While Power BI data models are fine for self-service BI, they should not be used in enterprise scenarios because the underlying data model cannot currently be reused for other reports.

Hybrid Use Case

If you already have an investment in SQL Server and its BI components, Analysis Services is a great option. If you’re using Power BI Report Server as part of a larger, hybrid implementation with Power BI Premium, you can use datasets that are available in Premium capacity as your reusable data models. As if it were an Analysis Services model, you can create a live connection from your Power BI, paginated, and Excel reports to a Premium dataset. To begin, make sure that read is enabled in the XMLA Endpoint setting for your Premium capacity. The Workspace Connection for the dataset you want to connect to must then be obtained.

Finally, select the following settings to establish a connection:

  • Type
  • Microsoft SQL Server Analysis Services
  • Connection String
  • Data Source = “<Power BI Premium Workspace Connection>”; Initial Catalog = “<Power BI dataset name>”

A sample Power BI Premium dataset connection string.

Simplify Administration with PowerShell

This is a subject about which we’ve previously written. The Reporting Services Tools PowerShell module is one of our favourites for automating various deployment tasks. Both PBIRS and standard SSRS will be supported by the module.

For example, we’ve used this module to complete the following tasks:

  • Analyst reports are being exported in order to be integrated into our Git repository.
  • Report deployment to various report servers (Dev –> Test –> Prod).

Our report server’s basic inventory is displayed.

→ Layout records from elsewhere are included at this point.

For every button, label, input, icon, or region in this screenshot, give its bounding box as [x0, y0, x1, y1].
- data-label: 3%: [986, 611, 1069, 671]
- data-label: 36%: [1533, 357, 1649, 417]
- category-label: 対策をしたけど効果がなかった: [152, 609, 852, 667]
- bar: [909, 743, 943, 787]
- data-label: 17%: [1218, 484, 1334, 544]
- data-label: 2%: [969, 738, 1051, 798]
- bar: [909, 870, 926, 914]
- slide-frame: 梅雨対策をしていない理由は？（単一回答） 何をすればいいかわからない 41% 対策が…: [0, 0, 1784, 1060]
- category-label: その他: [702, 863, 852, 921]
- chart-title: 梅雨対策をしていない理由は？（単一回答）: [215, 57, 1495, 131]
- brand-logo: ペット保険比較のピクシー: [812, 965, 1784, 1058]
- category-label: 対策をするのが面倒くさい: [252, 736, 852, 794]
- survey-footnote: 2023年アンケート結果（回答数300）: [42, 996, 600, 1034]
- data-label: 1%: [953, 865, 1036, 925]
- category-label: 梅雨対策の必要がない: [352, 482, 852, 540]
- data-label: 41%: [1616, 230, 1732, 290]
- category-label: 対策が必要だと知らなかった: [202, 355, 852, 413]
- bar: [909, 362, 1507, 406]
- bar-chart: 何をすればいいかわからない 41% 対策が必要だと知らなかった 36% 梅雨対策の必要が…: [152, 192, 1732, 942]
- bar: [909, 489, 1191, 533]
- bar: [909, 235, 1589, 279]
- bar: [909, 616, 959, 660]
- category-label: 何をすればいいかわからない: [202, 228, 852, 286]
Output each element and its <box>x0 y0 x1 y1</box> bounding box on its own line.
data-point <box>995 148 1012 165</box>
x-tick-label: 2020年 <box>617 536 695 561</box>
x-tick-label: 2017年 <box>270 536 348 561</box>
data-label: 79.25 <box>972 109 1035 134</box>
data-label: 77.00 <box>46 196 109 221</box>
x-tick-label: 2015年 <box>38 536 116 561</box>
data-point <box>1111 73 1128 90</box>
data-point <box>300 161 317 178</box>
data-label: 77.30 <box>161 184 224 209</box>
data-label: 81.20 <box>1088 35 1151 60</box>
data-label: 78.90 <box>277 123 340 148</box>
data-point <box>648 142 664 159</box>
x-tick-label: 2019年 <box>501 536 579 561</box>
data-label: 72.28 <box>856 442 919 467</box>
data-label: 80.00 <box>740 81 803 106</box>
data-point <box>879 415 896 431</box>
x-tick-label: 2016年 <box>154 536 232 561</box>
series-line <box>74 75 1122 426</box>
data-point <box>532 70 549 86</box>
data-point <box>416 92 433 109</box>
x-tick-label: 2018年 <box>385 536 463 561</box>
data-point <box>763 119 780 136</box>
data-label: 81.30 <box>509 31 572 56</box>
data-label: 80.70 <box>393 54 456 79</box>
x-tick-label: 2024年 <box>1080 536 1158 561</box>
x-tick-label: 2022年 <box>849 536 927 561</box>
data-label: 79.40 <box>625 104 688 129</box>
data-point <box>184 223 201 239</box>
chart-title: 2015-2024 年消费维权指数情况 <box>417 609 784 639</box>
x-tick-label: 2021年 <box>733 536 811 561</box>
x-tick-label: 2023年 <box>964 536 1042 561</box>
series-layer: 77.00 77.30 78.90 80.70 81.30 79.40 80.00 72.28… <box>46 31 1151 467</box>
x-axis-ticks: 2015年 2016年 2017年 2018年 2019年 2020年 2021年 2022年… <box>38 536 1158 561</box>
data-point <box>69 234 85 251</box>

Monitor Your Report Server

Monitoring report adoption, visualising usage trends, creating an inventory of your report server, and identifying any security gaps are all part of our final tip. There is no monitoring solution included with Power BI Report Server out of the box. The underlying Report Server database, on the other hand, contains a wealth of useful metadata that is just waiting to be analysed!

NOTE: At your own risk, create reports against the underlying Report Server database. With each new release of the product, the underlying database schema may change.

There are many views and tables in the Report Server database that the platform uses to store its metadata. However, there are a few key tables/views to start with when inventorying and monitoring your report server.

You don’t have to build your own custom monitoring solution if it sounds tedious or isn’t your cup of tea. You can download a Power BI template file for a plug-and-play monitoring solution that we’ve used for several customer projects by clicking the link below. Your report server must be on the January 2020 release or later to run the report. Simply enter your own Report Server instance and database name to use the report. The queries will then connect to and ingest the metadata from your own report server’s database!

You’ll be prompted to provide your own server and database name when you open the companion PBIRS Monitoring.pbit file.